Andrea Riseborough and Christopher Abbott share top billing in a film that’s a kind of one-way Face/Off. We start with her, until she jacks into his kidnapped frame and takes control; and then she loses control. Her character is a trainee assassin called Tasya Vos, whose job is to carry out murders for a shadowy corporation while, each time, inside the body of a different fall guy.

These takeovers are achieved with a variation on a virtual-reality set-up, with a lot of cables, and a proboscis-style implant injected into the cortex. In the role of her boss and overseer, Jennifer Jason Leigh may be here in long-range homage to eXistenZ, but must also check up periodically on her agent’s sanity. After one of these brutal trips inside someone else, a post-mortem psych-evaluation is needed to check she’s come back in one piece.

The company’s next stooge is Colin Tate (Abbott), a low-level employee at a rival tech firm, who owes his job to the fact that he’s dating the daughter (Tuppence Middleton) of the big-cheese owner, John Parse (Sean Bean). Through him, a hit on Bean’s nasty entrepreneur must be carried out, but first a plausible motive needs seeding, so that Colin’s actions don’t just come bewilderingly out of the blue.

Riseborough’s unstable performance – Tasya seems incapable of a clean hit, and has a troubling, near-vampiric obsession with blood – is an asset in itself, and exactly the nervy read on this role you’d expect from her. From an acting point of view, what’s especially ingenious about Cronenberg’s conceit is how Tasya’s psychosis carries through into Abbott’s work, the moment she has taken Colin over.

An element of role-play – suggesting insecurity, envy, derangement – is vital to make the hit on Bean persuasive. Something needs to seem amiss with Colin, which covers Tasya’s tracks if she doesn’t manage to simulate, say, his morning breakfast routine quite perfectly. Indeed, Middleton’s Ava notes a strange shift in his personality, though can hardly guess what it portends.

That said, it’s unclear to us, and even to her, how much control Tasya has in pulling the puppet-strings. Her rookie skills are in question; her manipulations keep slipping up. Abbott’s job, which this dab hand at brooding does brilliantly, is to tune in to this precarious inner struggle and suggest two psyches mashing each other up.

The film’s juggling act peaks at Bean’s gaudy mansion, during a drinks reception where Tasya-as-Colin is sent in to pick a fight. Cronenberg’s direction gives this the suave assurance of a good Nolan set piece, replete with outré trappings of wealth, Sistine-esque ceiling frescoes and all the rest. Bean’s sketch of a mean drunk with contempt for his workforce thickens the air with hostility, and the violence that explodes that night is almost dazzlingly grotesque.

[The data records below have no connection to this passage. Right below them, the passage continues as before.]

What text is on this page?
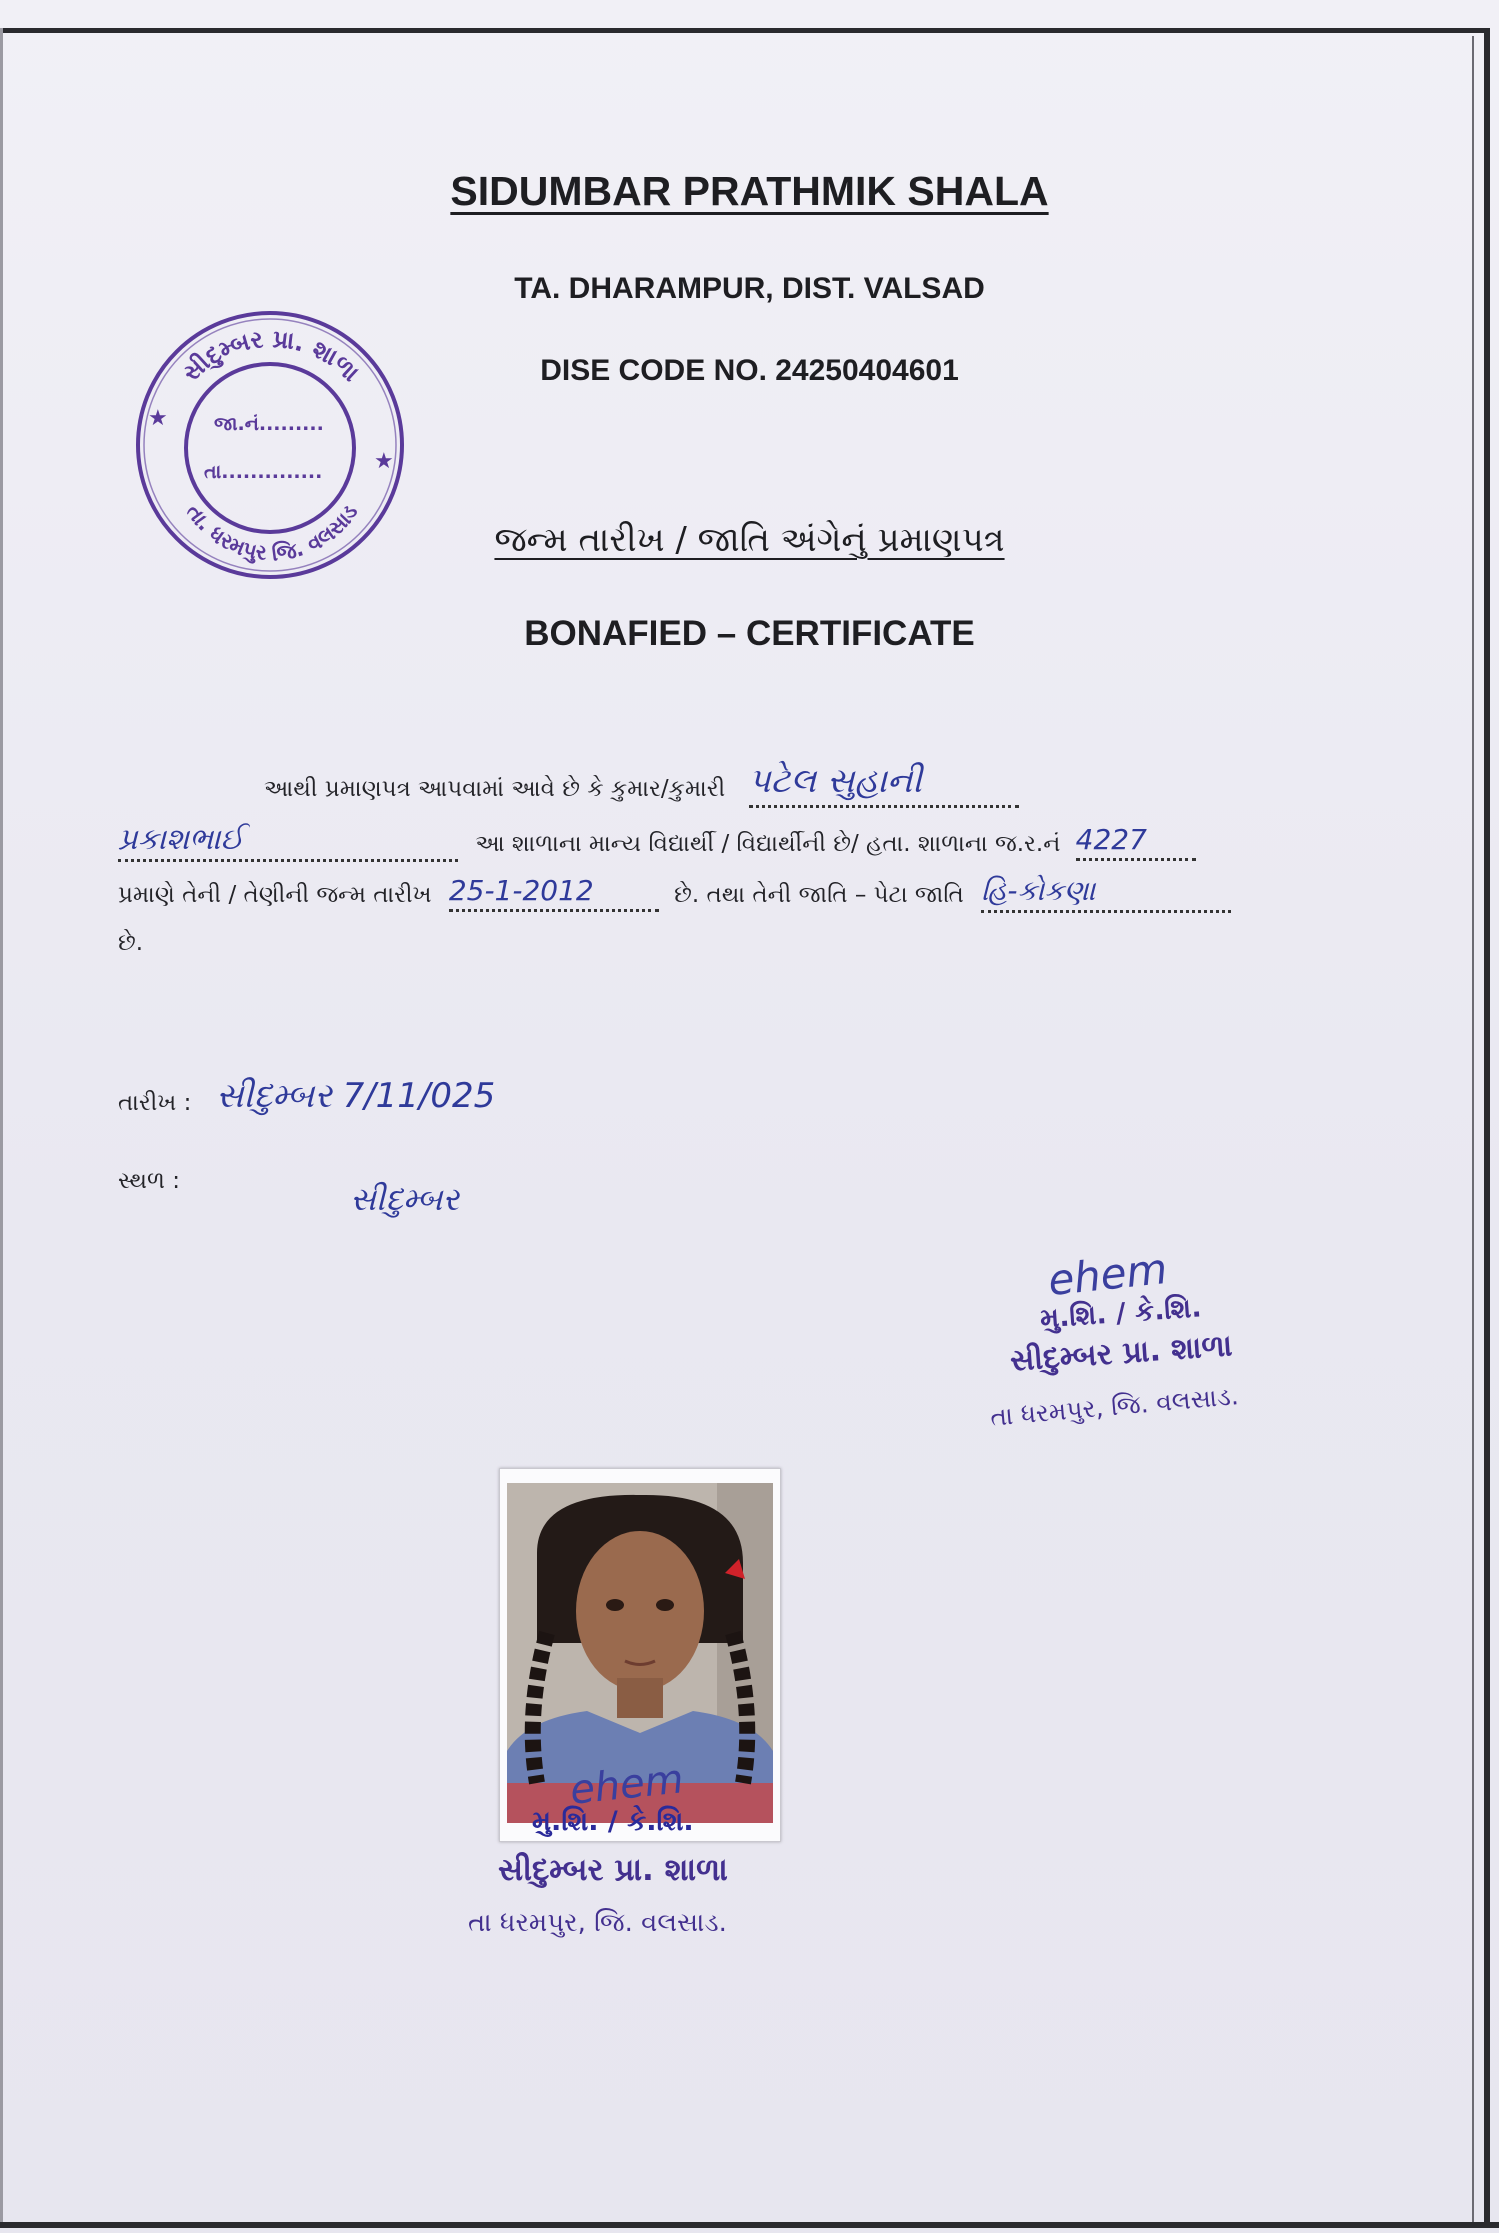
SIDUMBAR PRATHMIK SHALA
TA. DHARAMPUR, DIST. VALSAD
DISE CODE NO. 24250404601
જન્મ તારીખ / જાતિ અંગેનું પ્રમાણપત્ર
BONAFIED – CERTIFICATE
સીદુમ્બર પ્રા. શાળા
તા. ધરમપુર જિ. વલસાડ
★
★
જા.નં.........
તા..............
આથી પ્રમાણપત્ર આપવામાં આવે છે કે કુમાર/કુમારી પટેલ સુહાની
પ્રકાશભાઈ	આ શાળાના માન્ય વિદ્યાર્થી / વિદ્યાર્થીની છે/ હતા. શાળાના જ.ર.નં 4227
પ્રમાણે તેની / તેણીની જન્મ તારીખ 25-1-2012	છે. તથા તેની જાતિ – પેટા જાતિ હિ-કોકણા
છે.
તારીખ : સીદુમ્બર 7/11/025
સ્થળ :	સીદુમ્બર
ehem
મુ.શિ. / કે.શિ.
સીદુમ્બર પ્રા. શાળા
તા ધરમપુર, જિ. વલસાડ.
ehem
મુ.શિ. / કે.શિ.
સીદુમ્બર પ્રા. શાળા
તા ધરમપુર, જિ. વલસાડ.
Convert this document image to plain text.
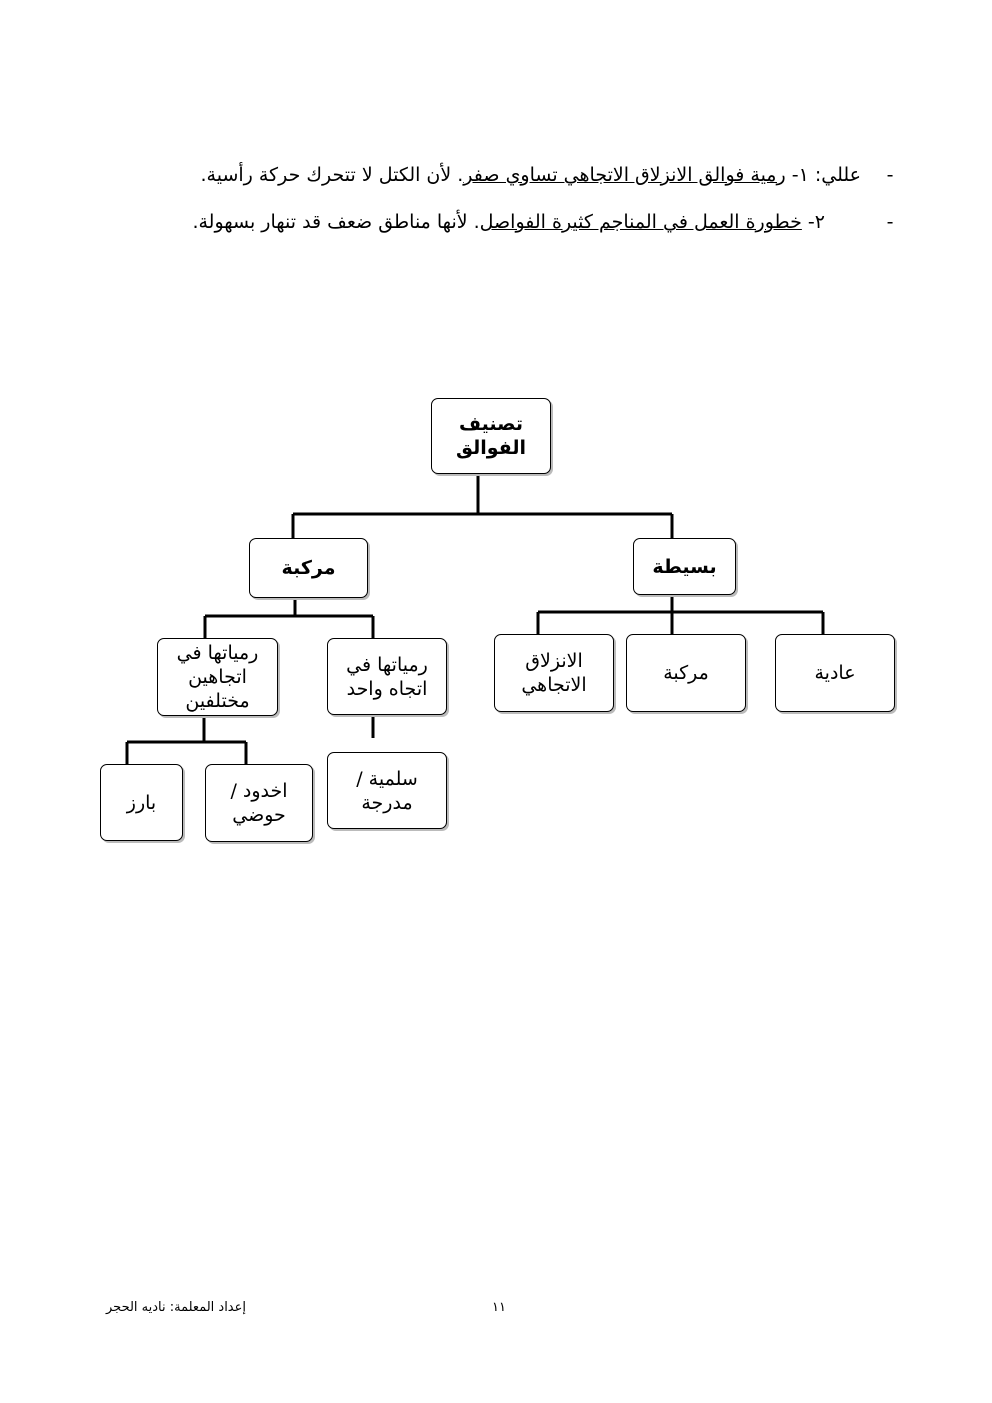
-
عللي: ١- رمية فوالق الانزلاق الاتجاهي تساوي صفر. لأن الكتل لا تتحرك حركة رأسية.
-
٢- خطورة العمل في المناجم كثيرة الفواصل. لأنها مناطق ضعف قد تنهار بسهولة.
تصنيف الفوالق
بسيطة
مركبة
الانزلاق الاتجاهي
مركبة	عادية
رمياتها في اتجاه واحد
رمياتها في اتجاهين مختلفين
سلمية / مدرجة
اخدود / حوضي
بارز
١١
إعداد المعلمة: ناديه الحجر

At its core, Possessor is built on more familiar ideas than Antiviral (a squirmy one-off that it would be hard to trump for its pungency). Base notes of Ben Wheatley’s Kill List waft in – the films share an eerie composer, Jim Williams – and the cyber-noir trappings of William Gibson are all over it.

If Possessor sometimes feels like a clever exercise, it’s one Cronenberg aces stylistically, making the most of his nightmarish colour schemes and pregnant, furtive sound design. These jostling images, duelling performances, and meltdowns of reality put us in a world where nothing we’re seeing is meant to be happening. We’re just lucky not to be living there.